The average Patterson return has gone to the 28-yard line and 7 of his 13 returns have gone for 30 or more yards. His average return of 30.9 yards leads the NFL for any kick returner with 6 or more attempts (Patriots running back Dion Lewis ranks second at 30.8, thanks to his touchdown return).
There is a valid argument that the Patriots should fight strength against strength with New England’s elite kick coverage unit, and perhaps the altitude would allow Gostkowski to get more hang time and allow for better coverage by the kickoff unit. That would certainly be in line with what the Patriots have been doing all season, as Belichick noted.
“Steve...[has] given us a lot of good kicks, a lot of great kicks to work with,” Belichick said about Gostkowski. “Several of our touchbacks have been on balls that were a yard or two deep in the end zone whereas a lot of times you see those returned, but the aggressiveness of the team is probably a factor there.”

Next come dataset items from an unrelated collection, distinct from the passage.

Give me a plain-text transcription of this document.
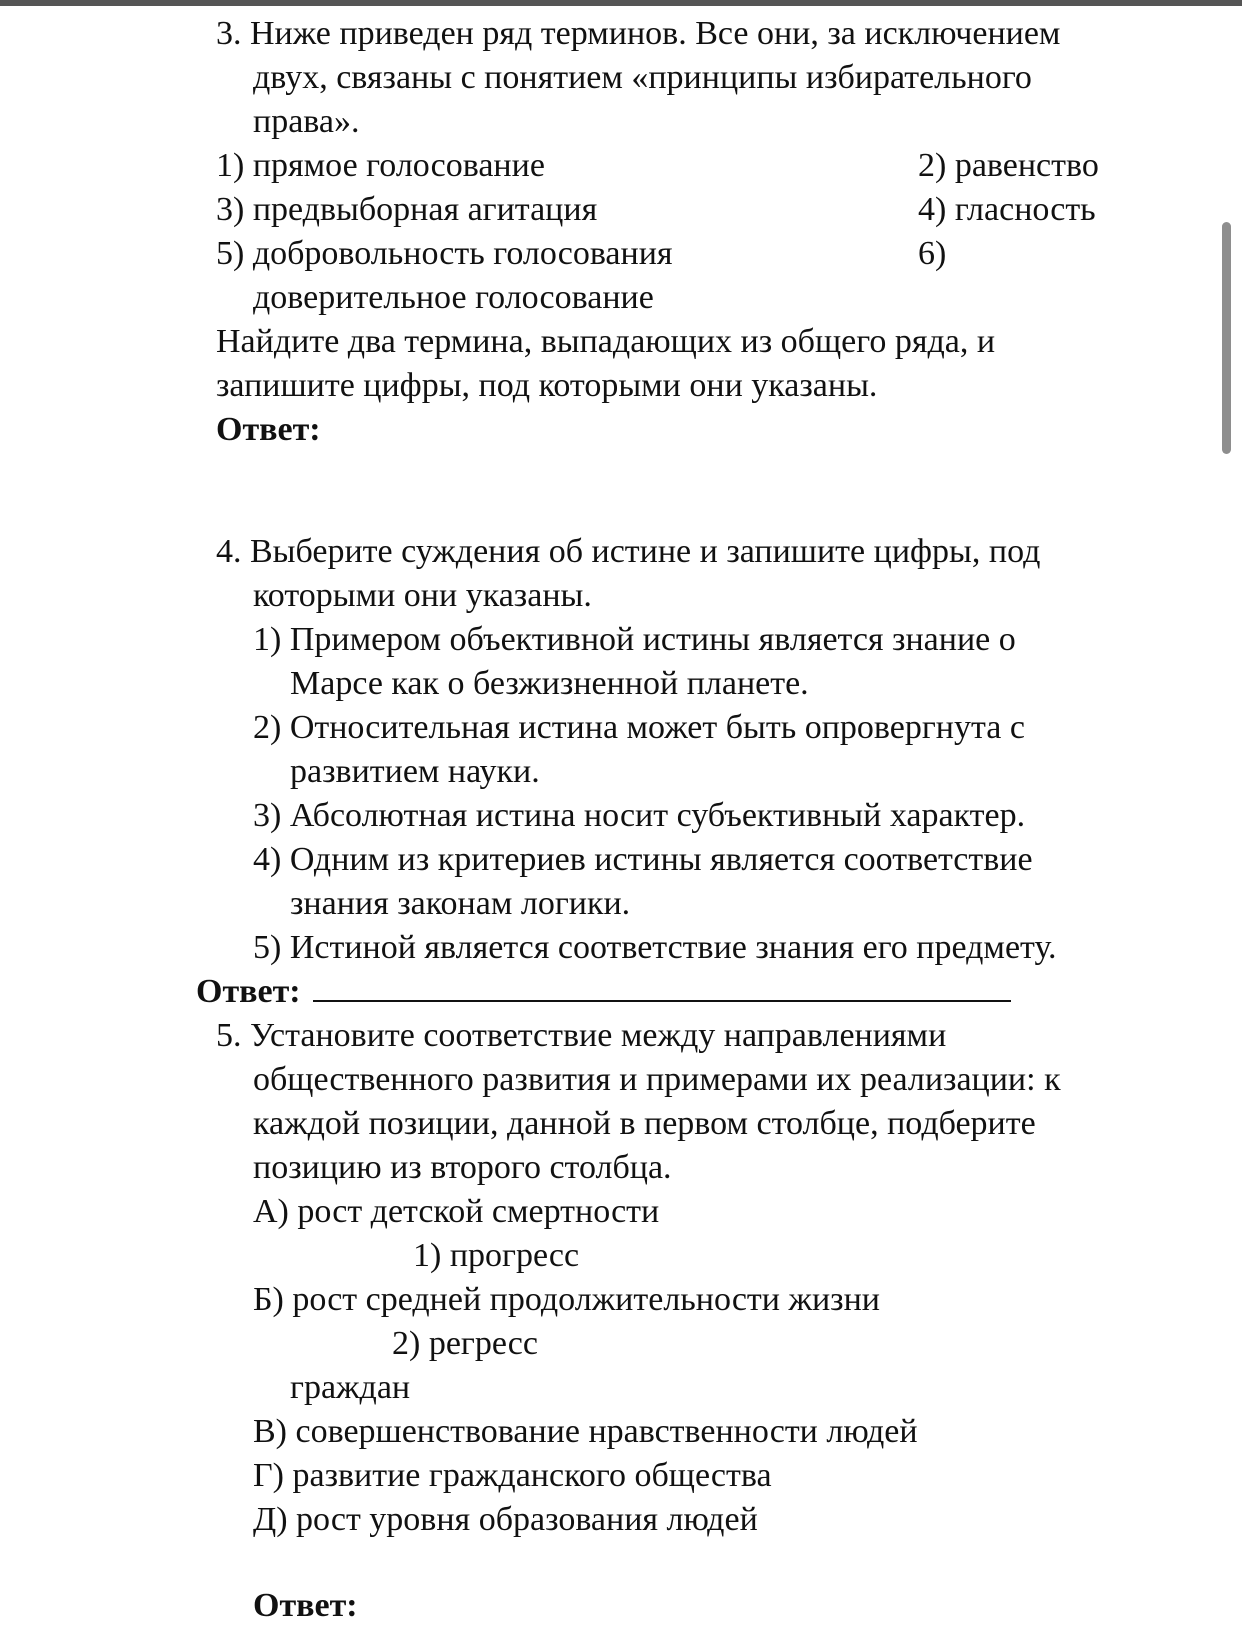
3. Ниже приведен ряд терминов. Все они, за исключением
двух, связаны с понятием «принципы избирательного
права».
1) прямое голосование	2) равенство
3) предвыборная агитация	4) гласность
5) добровольность голосования	6)
доверительное голосование
Найдите два термина, выпадающих из общего ряда, и
запишите цифры, под которыми они указаны.
Ответ:
4. Выберите суждения об истине и запишите цифры, под
которыми они указаны.
1) Примером объективной истины является знание о
Марсе как о безжизненной планете.
2) Относительная истина может быть опровергнута с
развитием науки.
3) Абсолютная истина носит субъективный характер.
4) Одним из критериев истины является соответствие
знания законам логики.
5) Истиной является соответствие знания его предмету.
Ответ:
5. Установите соответствие между направлениями
общественного развития и примерами их реализации: к
каждой позиции, данной в первом столбце, подберите
позицию из второго столбца.
А) рост детской смертности
1) прогресс
Б) рост средней продолжительности жизни
2) регресс
граждан
В) совершенствование нравственности людей
Г) развитие гражданского общества
Д) рост уровня образования людей
Ответ:
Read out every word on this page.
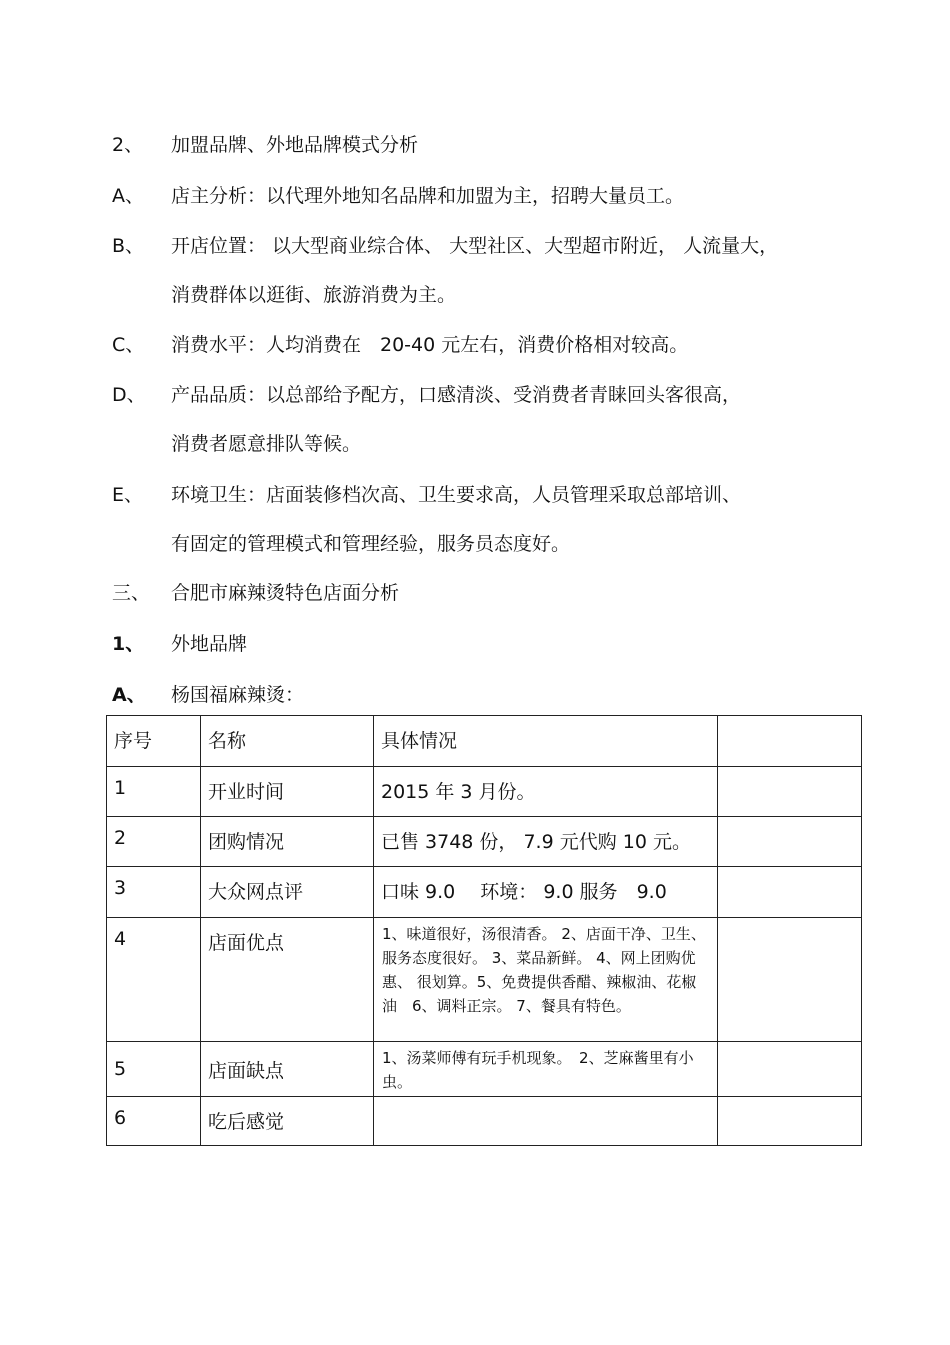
2、 加盟品牌、外地品牌模式分析
A、 店主分析：以代理外地知名品牌和加盟为主，招聘大量员工。
B、 开店位置： 以大型商业综合体、 大型社区、大型超市附近， 人流量大，
消费群体以逛街、旅游消费为主。
C、 消费水平：人均消费在　20-40 元左右，消费价格相对较高。
D、 产品品质：以总部给予配方，口感清淡、受消费者青睐回头客很高，
消费者愿意排队等候。
E、 环境卫生：店面装修档次高、卫生要求高，人员管理采取总部培训、
有固定的管理模式和管理经验，服务员态度好。
三、 合肥市麻辣烫特色店面分析
1、 外地品牌
A、 杨国福麻辣烫：
序号	名称	具体情况	
1	开业时间	2015 年 3 月份。	
2	团购情况	已售 3748 份， 7.9 元代购 10 元。	
3	大众网点评	口味 9.0　 环境： 9.0 服务　9.0	
4	店面优点	1、味道很好，汤很清香。 2、店面干净、卫生、服务态度很好。 3、菜品新鲜。 4、网上团购优惠、 很划算。5、免费提供香醋、辣椒油、花椒油　6、调料正宗。 7、餐具有特色。	
5	店面缺点	1、汤菜师傅有玩手机现象。　2、芝麻酱里有小虫。	
6	吃后感觉		
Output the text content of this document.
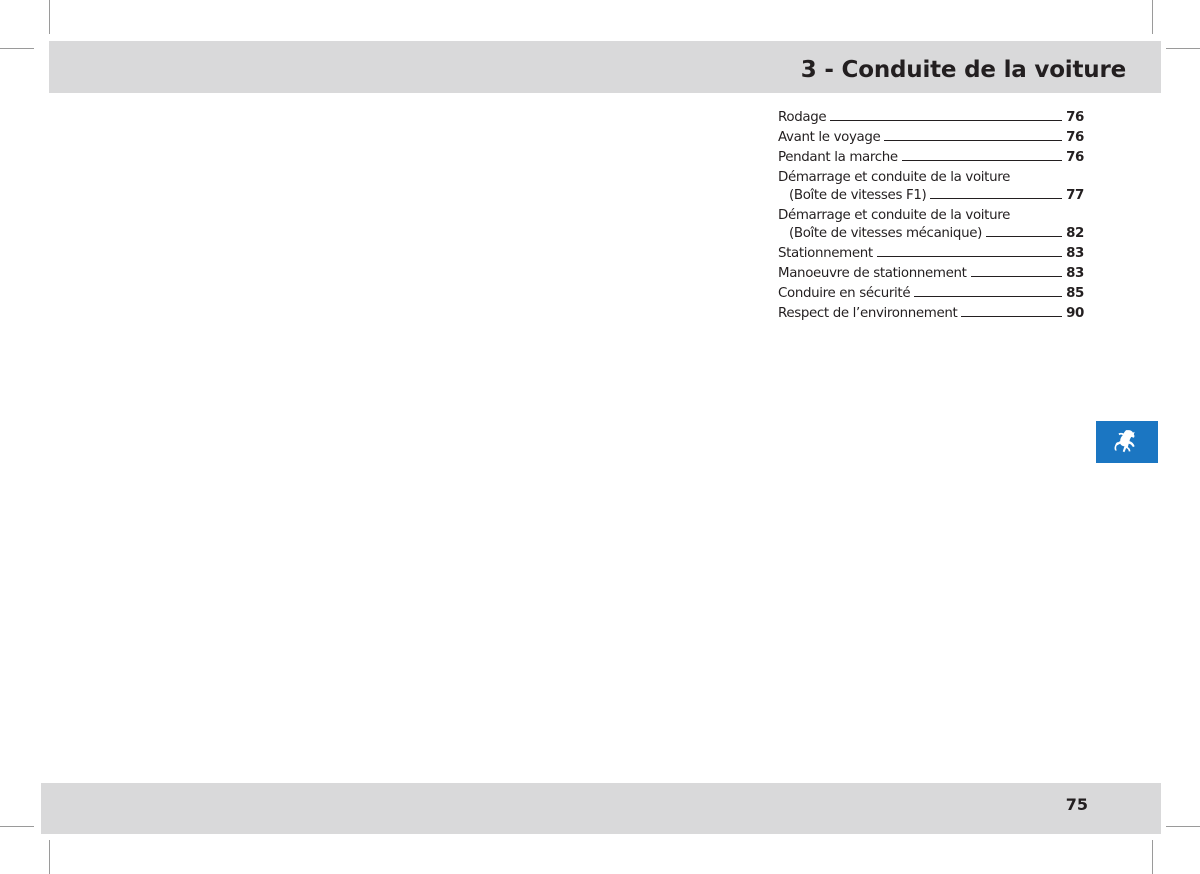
3 - Conduite de la voiture
Rodage	76
Avant le voyage	76
Pendant la marche	76
Démarrage et conduite de la voiture
(Boîte de vitesses F1)	77
Démarrage et conduite de la voiture
(Boîte de vitesses mécanique)	82
Stationnement	83
Manoeuvre de stationnement	83
Conduire en sécurité	85
Respect de l’environnement	90
75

The Patriots have intentionally tried to pin the ball one or two yards into the end zone all season. That depth forces the returnman to waste a precious millisecond debating whether it’s worth returning the kick at all, and allows the coverage unit to get into place.
Perhaps there’s a middle ground where Gostkowski can kick it three or four yards into the end zone to test if Patterson is willing to be aggressive enough on the return, but those echo the famous last words of coaches that thought kicking to Devin Hester was a good idea.
Patterson leads the NFL over the past five seasons with 30.5 yards per kick return and a ridiculous five (5!!) kick return touchdowns. He ranks first in NFL history in yards per kick return by those with 100 or more attempts.
Sometimes the best way to win is simply to never play at all. Don’t give Patterson a chance to flip the field. Kick the ball through the end zone and let the Raiders start every drive from the 25-yard line. It’s just the smart decision.